O uso de material genético de alguém que já morreu para a geração de filhos depende da expressa e incontestável autorização, por meio de testamento ou instrumento que o valha em formalidade e garantia.

Contrato de preservação de embriões deu à viúva custódia do material
Reprodução

Com esse entendimento, a 4ª Turma do Superior Tribunal de Justiça deu provimento ao recurso especial ajuizado pelos filhos de um homem, com o objetivo de impedir que a mulher de seu falecido pai implantasse embriões criados por fertilização in vitro, com o objetivo de engravidar.

O homem, falecido em 2017, se submeteu a técnica de reprodução assistida em 2015 que gerou dois embriões. Estes estão criopreservados pelo Hospital Sírio Libanês, com o qual os genitores assinaram um contrato. O instrumento conferia a um dos cônjuges a custódia do material, em caso da morte de outro.

Por maioria apertada de 3 votos a 2, a 4ª Turma concluiu que esse contrato não é suficiente para manifestar a autorização dada pelo pai para que a mãe implantasse e desenvolvesse os embriões após sua morte.

Prevaleceu o voto divergente do ministro Luís Felipe Salomão, acompanhado pelos ministros Raul Araújo e Antonio Carlos Ferreira. Para eles, a autorização para que a viúva custodiasse o material não permite a implantação. Ela poderá ceder para pesquisa, descartar ou deixar que o tempo o consuma. Para usá-lo para engravidar, seria necessária autorização expressa tratando da hipótese post mortem.

Ficaram vencidos o relator, ministro Marco Buzzi, seguido pela ministra Maria Isabel Gallotti. Eles entendem que a inexistência de previsão legal sobre essa necessidade de autorização específica e a clareza do contrato são suficientes para concluir que a viúva tem a autorização de usar os embriões para o exato objetivo em que foram criados: procriação.

Admitir implantação significará rompimento do testamento que fora, de fato, realizado, segundo o ministro Luís Felipe Salomão
Gustavo Lima/STJ

Testamento
Segundo a linha do voto vencedor, se disposições patrimoniais não dispensam expressa determinação em testamento para que seja autorizadas, maiores são os motivos para que o mesmo seja aplicado a questões existenciais — as quais, inclusive, repercutirão na esfera patrimonial de terceiros.

No caso concreto, o homem que concedeu o material genético para os embriões deixou testamento, em que destina parte da herança para os filhos. Esse documento não trata da possível existência de um novo herdeiro, nem confere autorização para que a viúva assim o faça.

“Admitir-se que autorização posta no contrato, marcado pela inconveniente imprecisão na redação de suas cláusulas, possa equivaler à declaração inequívoca e formal própria às disposições post mortem significará o rompimento do testamento que fora, de fato, realizado, com alteração no planejamento sucessório original”, apontou o ministro Salomão.

Assim, o contrato assinado dá autorização para que a viúva custodie o material genético após a morte do cônjuge, o que não significa autorização para implantação dos embriões.

“De fato, a fecundação artificial, enquanto manifestação do planejamento familiar, é projeto do casal. A decisão pela concepção de filhos é expressão da autonomia pessoal, devendo por isso ser manifestada sem quaisquer sombras”, acrescentou o voto divergente.
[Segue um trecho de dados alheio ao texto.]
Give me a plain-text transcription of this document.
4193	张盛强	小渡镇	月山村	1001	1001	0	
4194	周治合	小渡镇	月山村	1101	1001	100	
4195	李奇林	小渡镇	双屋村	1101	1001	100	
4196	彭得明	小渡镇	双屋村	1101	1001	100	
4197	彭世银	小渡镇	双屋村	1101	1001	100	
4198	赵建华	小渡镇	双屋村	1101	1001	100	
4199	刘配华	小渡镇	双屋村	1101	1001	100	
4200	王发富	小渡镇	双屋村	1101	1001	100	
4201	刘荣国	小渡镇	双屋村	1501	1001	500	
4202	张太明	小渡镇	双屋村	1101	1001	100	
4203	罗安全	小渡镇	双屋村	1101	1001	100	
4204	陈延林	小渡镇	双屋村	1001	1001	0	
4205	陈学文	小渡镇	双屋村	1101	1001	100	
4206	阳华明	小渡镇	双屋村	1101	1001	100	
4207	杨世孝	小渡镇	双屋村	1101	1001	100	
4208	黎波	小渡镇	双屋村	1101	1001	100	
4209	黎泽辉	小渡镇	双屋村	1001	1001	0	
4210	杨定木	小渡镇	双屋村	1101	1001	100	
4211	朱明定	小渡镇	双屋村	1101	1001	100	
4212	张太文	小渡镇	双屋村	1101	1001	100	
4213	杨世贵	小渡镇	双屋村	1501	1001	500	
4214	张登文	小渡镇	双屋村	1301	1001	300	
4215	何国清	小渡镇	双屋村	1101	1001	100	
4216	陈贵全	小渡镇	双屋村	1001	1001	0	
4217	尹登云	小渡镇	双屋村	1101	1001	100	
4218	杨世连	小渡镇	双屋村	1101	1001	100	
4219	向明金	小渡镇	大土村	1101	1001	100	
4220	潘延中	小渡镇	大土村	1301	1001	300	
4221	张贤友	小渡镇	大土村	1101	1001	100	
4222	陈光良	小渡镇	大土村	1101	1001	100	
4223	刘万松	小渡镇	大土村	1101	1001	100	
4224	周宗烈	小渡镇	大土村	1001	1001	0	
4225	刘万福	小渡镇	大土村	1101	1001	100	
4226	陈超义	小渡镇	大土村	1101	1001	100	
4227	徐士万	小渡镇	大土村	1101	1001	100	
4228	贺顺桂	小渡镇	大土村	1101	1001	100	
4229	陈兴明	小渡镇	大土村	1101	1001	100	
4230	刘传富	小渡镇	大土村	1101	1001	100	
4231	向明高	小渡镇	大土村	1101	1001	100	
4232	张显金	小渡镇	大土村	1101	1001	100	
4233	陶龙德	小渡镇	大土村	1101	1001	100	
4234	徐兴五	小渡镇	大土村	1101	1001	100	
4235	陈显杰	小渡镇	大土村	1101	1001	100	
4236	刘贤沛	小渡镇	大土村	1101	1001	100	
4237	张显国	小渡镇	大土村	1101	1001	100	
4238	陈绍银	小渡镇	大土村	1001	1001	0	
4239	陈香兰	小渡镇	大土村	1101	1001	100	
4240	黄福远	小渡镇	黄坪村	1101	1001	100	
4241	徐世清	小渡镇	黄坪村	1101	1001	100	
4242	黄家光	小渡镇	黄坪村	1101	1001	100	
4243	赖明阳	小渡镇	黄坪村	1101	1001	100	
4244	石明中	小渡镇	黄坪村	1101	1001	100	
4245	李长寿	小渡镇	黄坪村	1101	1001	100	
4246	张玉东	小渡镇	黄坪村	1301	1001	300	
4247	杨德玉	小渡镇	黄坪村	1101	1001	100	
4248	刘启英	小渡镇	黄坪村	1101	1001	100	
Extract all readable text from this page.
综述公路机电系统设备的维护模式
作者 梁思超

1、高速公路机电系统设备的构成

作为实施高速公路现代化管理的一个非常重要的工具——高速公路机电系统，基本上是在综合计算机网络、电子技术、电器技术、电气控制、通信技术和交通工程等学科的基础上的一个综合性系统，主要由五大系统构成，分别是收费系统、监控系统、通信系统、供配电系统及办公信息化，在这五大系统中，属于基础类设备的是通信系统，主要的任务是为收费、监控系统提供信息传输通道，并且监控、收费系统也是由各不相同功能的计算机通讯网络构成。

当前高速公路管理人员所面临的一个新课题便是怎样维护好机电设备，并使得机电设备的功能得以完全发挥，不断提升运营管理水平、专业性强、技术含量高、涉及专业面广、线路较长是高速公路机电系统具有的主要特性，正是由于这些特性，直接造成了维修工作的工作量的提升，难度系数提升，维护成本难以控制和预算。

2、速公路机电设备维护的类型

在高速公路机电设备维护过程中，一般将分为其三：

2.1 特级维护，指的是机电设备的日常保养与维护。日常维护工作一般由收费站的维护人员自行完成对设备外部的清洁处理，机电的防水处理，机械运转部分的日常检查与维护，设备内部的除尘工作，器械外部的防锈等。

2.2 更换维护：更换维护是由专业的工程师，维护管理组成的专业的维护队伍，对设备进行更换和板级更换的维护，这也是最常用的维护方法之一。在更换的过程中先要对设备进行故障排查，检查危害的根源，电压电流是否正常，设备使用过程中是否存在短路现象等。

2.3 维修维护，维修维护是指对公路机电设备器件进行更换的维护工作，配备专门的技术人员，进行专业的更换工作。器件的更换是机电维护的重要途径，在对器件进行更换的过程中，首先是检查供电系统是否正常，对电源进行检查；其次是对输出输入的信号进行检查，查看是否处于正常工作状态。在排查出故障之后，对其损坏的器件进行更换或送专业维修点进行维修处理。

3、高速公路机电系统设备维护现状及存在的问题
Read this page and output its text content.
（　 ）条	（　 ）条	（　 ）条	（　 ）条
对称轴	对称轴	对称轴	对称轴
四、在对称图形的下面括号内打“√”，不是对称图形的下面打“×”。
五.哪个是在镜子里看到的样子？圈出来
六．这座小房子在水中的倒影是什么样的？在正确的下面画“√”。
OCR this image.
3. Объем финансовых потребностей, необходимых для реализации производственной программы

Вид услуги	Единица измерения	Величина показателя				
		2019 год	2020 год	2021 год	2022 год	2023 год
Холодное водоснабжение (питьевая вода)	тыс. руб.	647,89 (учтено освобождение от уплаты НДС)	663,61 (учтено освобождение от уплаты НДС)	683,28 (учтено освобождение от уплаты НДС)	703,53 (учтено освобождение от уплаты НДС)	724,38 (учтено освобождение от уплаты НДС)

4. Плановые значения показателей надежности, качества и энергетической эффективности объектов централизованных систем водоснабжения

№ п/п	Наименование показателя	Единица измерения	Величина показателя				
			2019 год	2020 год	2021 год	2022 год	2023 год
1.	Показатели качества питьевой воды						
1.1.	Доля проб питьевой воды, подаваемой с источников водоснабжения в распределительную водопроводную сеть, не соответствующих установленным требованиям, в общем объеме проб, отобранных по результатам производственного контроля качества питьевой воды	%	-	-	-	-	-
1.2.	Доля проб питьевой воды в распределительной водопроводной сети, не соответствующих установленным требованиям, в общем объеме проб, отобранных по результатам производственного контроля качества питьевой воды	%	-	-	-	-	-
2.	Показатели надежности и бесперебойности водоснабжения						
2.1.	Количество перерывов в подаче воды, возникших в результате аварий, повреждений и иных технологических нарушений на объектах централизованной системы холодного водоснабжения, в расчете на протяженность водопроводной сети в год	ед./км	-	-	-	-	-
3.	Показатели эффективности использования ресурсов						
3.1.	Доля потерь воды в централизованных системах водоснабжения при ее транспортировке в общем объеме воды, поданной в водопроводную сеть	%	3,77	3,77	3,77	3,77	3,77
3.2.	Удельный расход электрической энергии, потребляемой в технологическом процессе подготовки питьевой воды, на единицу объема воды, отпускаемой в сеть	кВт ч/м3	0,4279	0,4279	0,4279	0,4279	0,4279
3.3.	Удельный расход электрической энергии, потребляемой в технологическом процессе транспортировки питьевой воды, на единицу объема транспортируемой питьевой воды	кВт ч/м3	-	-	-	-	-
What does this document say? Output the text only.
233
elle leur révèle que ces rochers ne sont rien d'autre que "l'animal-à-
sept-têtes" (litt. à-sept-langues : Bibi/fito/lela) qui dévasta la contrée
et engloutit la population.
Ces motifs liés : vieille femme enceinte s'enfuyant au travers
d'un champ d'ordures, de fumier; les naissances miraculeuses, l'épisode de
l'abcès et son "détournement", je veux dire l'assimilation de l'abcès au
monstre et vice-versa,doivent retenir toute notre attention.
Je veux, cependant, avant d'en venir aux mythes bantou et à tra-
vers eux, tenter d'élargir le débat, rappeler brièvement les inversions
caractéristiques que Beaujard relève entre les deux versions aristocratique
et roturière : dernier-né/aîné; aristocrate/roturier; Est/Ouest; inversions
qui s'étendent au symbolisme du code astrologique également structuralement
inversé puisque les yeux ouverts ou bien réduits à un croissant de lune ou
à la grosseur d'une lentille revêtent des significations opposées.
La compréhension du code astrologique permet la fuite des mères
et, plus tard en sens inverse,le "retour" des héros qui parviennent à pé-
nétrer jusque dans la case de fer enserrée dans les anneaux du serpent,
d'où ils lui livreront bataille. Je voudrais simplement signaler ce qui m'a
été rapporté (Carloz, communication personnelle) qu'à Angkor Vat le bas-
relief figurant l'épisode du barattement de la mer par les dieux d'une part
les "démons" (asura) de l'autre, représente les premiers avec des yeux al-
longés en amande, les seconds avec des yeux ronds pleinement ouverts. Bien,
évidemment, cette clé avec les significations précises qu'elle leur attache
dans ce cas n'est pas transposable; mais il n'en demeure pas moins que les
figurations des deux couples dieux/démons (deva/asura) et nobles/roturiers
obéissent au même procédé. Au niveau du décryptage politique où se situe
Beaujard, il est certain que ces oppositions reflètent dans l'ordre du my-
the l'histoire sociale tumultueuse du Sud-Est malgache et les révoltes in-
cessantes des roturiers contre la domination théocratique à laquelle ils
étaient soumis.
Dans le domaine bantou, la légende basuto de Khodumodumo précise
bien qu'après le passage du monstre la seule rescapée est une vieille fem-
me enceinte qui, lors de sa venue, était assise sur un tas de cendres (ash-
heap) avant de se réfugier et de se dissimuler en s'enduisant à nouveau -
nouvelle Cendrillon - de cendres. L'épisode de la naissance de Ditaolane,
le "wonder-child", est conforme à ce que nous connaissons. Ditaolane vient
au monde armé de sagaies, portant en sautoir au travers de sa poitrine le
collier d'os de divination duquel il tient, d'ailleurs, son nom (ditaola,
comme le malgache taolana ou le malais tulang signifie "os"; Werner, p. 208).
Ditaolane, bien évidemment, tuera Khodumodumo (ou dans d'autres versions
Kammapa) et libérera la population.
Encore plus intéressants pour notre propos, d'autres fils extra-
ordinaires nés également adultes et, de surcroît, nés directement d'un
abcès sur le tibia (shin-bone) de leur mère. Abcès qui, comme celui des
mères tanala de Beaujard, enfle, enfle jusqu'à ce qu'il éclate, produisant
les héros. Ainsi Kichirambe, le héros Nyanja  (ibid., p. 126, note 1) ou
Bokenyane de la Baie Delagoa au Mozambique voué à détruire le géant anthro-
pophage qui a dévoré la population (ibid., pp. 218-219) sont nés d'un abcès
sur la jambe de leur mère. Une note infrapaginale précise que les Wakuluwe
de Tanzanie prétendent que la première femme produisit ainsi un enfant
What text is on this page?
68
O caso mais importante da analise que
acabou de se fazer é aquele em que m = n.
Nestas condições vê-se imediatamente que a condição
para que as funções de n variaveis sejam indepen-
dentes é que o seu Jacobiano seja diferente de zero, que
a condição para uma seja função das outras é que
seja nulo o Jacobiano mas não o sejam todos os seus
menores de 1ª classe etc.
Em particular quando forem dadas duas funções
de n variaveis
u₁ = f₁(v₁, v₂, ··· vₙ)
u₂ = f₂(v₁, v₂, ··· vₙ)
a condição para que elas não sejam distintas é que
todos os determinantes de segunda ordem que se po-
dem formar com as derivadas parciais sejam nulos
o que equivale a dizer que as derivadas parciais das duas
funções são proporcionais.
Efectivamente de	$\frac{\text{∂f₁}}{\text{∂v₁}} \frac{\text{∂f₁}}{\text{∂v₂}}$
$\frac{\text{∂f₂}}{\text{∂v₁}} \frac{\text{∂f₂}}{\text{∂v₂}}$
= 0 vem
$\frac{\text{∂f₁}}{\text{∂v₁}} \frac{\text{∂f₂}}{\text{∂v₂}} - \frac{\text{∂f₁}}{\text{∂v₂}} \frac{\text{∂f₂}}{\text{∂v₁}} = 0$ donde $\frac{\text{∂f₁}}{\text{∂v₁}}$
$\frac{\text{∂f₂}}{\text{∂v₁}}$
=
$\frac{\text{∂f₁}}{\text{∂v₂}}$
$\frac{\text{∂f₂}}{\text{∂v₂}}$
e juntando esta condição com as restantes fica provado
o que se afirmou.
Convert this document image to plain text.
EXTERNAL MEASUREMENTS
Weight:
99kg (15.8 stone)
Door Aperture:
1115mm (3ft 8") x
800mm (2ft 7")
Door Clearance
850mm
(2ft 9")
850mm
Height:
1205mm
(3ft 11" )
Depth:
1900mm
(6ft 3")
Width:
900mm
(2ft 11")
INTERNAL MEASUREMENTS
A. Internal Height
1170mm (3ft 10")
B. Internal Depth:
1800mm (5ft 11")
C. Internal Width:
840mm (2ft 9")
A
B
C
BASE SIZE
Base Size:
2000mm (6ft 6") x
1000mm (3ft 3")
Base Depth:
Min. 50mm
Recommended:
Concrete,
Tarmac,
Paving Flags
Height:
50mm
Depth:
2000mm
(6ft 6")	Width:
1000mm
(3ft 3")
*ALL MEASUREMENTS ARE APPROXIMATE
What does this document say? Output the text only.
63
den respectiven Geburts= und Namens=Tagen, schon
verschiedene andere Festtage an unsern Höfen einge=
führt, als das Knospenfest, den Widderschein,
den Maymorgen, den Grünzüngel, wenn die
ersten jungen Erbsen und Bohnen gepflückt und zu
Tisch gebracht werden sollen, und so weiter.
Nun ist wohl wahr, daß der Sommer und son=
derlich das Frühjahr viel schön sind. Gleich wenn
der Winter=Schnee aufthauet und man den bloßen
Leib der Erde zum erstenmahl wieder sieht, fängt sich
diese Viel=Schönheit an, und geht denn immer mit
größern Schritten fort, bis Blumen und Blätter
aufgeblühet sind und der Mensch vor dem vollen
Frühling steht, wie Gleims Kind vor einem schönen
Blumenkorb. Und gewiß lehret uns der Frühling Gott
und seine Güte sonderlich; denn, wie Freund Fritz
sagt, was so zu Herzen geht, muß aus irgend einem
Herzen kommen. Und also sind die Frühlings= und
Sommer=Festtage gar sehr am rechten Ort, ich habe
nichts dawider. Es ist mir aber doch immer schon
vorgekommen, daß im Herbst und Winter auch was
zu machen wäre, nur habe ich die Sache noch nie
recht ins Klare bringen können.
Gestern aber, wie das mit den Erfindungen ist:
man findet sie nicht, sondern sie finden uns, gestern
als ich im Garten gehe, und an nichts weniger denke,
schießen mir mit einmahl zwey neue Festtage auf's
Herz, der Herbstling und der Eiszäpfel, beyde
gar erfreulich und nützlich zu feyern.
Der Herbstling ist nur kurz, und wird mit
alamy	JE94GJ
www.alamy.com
Ministro Marco Buzzi destacou que o único objetivo da técnica de fertilização in vitro é a reprodução assistida, com desenvolvimento
Gustavo Lima

Planejamento familiar
Para o ministro Marco Buzzi, relator do recurso, a tese vencedora aparenta contradição, uma vez que não há nenhuma outra finalidade nos atos praticados pelo casal que não o da reprodução assistida. “Inclusive o falecido submeteu-se a delicada cirurgia para obter material afim de gerar os embriões. Isso sim é manifestação de vontade inatacável”, acrescentou.

Assim, entende que o planejamento familiar é patente no caso, diante de todas as medidas concretamente adotadas para esse fim. “A confiança dos embriões ao cônjuge viúvo representa a autorização para continuidade do procedimento, a critério do sobrevivente, sendo inservíveis para outra finalidade que não a implantação para desenvolvimento”, disse.

De fato, a hipótese dos autos não tem expressa previsão legal no ordenamento jurídico brasileiro. Os dois votos usaram normas que tangenciam o tema (Constituição, Código Civil, lei 9.263/1996) para fazer a interpretação. Para o ministro Marco Buzzi, essa brecha legal age em favor do contrato. Não há previsão expressa que obrigue a autorização expressa para implantação após a morte. Mas há o contrato, que autoriza.

Ao acompanhar o relator, a ministra Isabel Gallotti destacou que a tese vencedora acaba por substituir a manifestação de vontade do falecido pela opção de descarte dos embriões, já que eles devem ser implantados no prazo de até cinco anos.